13 Décembre 2016, 09:43am

Publié par L'humanité

La pollution de l’air, ça concerne aussi les lieux de travail, à l’extérieur comme à l’intérieur. Un salarié sur trois concerné et ça ne s’arrange pas malgré la réglementation.

Les salariés peuvent être doublement atteints par la pollution de l’air. Celle qui fait la une des médias actuellement et occupe largement le débat public, celle aussi, moins médiatique, qui peut sévir au travail. C’est la double peine.

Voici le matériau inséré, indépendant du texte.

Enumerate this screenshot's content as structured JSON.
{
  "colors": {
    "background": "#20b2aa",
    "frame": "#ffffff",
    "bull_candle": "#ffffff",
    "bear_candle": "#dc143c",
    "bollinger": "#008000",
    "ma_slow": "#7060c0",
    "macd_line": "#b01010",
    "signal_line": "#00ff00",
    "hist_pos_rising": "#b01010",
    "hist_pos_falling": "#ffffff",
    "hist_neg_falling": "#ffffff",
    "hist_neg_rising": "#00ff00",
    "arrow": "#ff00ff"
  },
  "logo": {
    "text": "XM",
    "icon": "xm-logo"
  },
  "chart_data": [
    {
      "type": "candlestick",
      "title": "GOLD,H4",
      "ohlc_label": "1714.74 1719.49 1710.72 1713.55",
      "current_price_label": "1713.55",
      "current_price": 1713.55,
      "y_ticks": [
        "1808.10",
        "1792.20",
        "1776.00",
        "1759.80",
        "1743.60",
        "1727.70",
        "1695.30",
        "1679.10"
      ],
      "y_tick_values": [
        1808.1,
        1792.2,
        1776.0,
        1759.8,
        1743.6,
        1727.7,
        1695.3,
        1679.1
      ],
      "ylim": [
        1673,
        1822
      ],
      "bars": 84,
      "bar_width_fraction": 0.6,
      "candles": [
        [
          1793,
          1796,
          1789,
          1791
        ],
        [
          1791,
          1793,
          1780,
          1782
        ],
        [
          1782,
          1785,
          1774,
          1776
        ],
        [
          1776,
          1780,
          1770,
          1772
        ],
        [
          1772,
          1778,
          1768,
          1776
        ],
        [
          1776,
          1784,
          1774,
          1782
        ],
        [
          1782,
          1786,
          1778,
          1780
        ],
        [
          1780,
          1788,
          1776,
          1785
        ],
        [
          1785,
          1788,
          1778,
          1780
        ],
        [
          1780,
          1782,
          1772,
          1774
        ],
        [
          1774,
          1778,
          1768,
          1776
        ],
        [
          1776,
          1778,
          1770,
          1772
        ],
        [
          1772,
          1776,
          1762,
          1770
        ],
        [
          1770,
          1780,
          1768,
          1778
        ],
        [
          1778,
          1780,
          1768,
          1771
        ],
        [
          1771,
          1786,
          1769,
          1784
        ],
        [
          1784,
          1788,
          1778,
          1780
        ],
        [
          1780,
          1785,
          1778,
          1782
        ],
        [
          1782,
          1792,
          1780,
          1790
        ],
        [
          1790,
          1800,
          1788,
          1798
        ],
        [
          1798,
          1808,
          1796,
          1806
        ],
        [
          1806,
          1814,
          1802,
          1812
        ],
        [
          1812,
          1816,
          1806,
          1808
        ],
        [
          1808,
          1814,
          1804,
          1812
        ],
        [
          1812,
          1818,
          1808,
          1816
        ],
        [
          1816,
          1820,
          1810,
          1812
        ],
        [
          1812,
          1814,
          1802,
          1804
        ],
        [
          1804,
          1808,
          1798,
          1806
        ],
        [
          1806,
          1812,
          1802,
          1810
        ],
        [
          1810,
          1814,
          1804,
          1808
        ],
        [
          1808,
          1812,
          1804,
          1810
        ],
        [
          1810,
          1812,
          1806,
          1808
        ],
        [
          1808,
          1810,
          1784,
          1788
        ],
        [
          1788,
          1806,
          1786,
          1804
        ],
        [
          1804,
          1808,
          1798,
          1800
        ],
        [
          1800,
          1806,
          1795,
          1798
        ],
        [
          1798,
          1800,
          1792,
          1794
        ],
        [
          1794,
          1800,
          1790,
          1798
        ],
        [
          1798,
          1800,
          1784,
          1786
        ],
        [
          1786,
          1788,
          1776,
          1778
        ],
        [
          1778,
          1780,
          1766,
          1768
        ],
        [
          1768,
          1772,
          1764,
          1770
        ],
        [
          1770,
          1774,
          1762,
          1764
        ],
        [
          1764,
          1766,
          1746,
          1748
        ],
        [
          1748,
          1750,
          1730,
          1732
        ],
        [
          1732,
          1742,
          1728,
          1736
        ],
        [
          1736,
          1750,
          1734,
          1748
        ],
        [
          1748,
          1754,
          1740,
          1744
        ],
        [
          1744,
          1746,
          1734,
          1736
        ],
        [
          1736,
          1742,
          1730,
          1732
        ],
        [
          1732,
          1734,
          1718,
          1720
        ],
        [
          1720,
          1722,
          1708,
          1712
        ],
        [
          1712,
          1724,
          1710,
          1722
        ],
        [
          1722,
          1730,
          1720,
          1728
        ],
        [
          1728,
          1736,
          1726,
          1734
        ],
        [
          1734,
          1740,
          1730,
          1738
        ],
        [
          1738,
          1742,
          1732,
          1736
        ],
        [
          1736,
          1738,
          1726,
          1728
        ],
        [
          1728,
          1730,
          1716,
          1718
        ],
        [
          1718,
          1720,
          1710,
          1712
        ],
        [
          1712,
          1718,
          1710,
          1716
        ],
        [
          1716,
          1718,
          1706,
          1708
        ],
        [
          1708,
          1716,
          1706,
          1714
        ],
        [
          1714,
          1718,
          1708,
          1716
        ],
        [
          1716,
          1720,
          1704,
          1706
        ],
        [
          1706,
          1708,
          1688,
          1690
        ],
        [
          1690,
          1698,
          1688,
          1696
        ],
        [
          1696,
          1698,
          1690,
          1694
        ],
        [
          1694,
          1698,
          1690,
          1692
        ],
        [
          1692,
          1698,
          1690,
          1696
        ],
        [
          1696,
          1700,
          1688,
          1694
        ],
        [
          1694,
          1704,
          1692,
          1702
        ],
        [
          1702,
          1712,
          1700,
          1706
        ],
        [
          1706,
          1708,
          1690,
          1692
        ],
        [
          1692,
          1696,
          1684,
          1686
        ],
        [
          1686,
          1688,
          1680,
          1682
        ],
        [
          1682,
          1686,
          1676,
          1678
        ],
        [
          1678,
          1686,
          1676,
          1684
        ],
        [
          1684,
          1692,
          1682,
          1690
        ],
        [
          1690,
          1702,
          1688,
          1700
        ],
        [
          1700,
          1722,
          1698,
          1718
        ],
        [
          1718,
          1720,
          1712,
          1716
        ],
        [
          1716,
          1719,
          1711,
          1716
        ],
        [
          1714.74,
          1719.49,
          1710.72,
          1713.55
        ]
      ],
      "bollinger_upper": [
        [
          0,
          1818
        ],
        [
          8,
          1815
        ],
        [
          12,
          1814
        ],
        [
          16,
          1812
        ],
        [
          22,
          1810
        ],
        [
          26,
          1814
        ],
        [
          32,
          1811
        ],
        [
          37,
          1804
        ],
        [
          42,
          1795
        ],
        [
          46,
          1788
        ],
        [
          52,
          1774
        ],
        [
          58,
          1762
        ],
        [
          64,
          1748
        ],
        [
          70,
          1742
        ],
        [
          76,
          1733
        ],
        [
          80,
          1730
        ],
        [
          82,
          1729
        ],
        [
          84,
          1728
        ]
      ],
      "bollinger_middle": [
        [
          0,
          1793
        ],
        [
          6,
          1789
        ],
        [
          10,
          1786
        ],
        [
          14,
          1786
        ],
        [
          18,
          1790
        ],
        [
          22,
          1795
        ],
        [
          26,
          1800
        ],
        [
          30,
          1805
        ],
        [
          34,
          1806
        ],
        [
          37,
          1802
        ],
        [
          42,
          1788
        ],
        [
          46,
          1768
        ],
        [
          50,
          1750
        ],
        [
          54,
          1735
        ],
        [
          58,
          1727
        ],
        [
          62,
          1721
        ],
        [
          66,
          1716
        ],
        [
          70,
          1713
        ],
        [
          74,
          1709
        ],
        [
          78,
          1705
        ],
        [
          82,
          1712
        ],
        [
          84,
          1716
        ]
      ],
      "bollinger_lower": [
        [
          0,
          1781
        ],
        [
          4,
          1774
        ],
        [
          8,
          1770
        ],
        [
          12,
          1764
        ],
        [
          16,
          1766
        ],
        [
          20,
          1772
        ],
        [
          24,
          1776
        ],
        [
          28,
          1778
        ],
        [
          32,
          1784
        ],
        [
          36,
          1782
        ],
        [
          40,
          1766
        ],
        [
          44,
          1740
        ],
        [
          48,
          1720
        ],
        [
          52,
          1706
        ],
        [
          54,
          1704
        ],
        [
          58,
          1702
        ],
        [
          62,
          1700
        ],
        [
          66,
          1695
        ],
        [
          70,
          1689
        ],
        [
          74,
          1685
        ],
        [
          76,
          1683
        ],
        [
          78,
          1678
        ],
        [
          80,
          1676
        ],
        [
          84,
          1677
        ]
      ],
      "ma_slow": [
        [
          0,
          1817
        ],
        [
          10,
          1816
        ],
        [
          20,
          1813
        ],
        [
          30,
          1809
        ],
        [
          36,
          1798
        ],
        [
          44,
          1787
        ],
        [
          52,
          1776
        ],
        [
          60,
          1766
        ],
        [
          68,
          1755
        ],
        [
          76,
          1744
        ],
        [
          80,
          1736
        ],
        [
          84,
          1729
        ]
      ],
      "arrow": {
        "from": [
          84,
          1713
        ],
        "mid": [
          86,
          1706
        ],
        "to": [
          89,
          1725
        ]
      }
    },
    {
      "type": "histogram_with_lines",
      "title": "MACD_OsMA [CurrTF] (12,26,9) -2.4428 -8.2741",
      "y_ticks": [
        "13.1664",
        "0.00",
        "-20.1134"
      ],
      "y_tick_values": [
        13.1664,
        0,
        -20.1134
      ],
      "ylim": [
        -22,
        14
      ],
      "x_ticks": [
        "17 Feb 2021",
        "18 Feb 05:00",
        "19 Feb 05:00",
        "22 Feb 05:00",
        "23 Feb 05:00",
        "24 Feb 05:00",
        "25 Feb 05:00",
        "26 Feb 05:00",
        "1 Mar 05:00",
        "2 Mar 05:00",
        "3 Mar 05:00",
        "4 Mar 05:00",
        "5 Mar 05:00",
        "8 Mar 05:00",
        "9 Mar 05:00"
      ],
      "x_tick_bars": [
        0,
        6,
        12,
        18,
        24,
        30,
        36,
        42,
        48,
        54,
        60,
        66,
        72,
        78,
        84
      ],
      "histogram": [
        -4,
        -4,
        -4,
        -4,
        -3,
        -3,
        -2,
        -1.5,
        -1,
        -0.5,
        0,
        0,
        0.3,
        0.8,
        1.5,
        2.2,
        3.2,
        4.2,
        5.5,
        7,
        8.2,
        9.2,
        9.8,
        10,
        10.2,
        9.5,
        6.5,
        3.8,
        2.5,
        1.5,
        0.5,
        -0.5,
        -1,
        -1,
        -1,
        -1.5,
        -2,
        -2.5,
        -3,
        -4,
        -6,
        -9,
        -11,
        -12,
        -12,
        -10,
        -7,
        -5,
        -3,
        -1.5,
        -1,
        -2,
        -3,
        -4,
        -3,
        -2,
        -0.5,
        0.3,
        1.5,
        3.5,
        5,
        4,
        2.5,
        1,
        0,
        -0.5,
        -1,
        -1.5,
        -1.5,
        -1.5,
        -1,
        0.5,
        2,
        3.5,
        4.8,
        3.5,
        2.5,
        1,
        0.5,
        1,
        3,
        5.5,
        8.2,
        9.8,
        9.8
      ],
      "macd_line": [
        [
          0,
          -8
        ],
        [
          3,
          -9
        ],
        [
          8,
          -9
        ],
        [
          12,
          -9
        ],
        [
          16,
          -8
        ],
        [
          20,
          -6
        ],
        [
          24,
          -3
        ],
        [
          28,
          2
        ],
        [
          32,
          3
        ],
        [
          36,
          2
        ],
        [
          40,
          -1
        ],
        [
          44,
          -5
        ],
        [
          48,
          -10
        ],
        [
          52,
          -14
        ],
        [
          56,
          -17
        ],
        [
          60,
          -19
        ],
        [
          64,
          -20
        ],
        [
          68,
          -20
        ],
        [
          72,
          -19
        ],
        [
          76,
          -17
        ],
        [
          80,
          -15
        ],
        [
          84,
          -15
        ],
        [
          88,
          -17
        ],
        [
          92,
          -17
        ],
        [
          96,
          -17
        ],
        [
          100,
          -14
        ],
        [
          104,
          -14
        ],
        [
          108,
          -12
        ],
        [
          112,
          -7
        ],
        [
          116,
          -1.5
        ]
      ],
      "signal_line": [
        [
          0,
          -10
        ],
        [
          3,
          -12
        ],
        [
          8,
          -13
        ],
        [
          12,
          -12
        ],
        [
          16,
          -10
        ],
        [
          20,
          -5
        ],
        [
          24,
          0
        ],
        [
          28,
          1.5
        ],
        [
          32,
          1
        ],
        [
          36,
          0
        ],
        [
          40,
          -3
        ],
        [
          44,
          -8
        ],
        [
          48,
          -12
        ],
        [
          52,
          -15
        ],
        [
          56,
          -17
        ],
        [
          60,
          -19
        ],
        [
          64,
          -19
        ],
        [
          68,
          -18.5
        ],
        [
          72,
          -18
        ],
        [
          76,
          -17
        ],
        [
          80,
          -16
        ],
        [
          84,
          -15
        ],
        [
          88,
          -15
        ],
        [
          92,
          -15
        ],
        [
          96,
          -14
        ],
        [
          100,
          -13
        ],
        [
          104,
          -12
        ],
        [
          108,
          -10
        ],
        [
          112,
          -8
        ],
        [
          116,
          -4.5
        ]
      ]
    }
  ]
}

Quel que soit le moyen de transport pour se rendre au travail y compris à vélo ou à pied, les salariés respirent l’air ambiant saturé de particules ces jours-ci. Cette atteinte à leur santé est aggravée quand ils respirent un mauvais air, des fumées et des poussières sur leurs lieux de travail, tant internes qu’externes. C’est ce qu’a constaté l’Observatoire des Inégalités dans son rapport du 20 septembre 2016 inegaux-face-a-la-pollution-tout-commence-au-travail

Vous le lirez, c’est au travail que la pollution de l’air sévit le plus ! Et ce malgré l’ordonnance-du-18-septembre-2000 relative à la protection de l'air.

Quelques données l’attestent (sources Observatoire des inégalités) :

-         un salarié sur trois respire des fumées ou des poussières et 1 sur 10 est exposé à des produits cancérogènes ;

-         entre 2005 et 2013, l’environnement du travail s’est dégradé pour les ouvriers dont la part qui respirent les poussières est passée de 64,2% à 66,3%. Leur exposition à des risques infectieux est passée de 27,1% à 31,5% et celle avec des produits dangereux (cancérogènes) de 48,2 à 51,6%.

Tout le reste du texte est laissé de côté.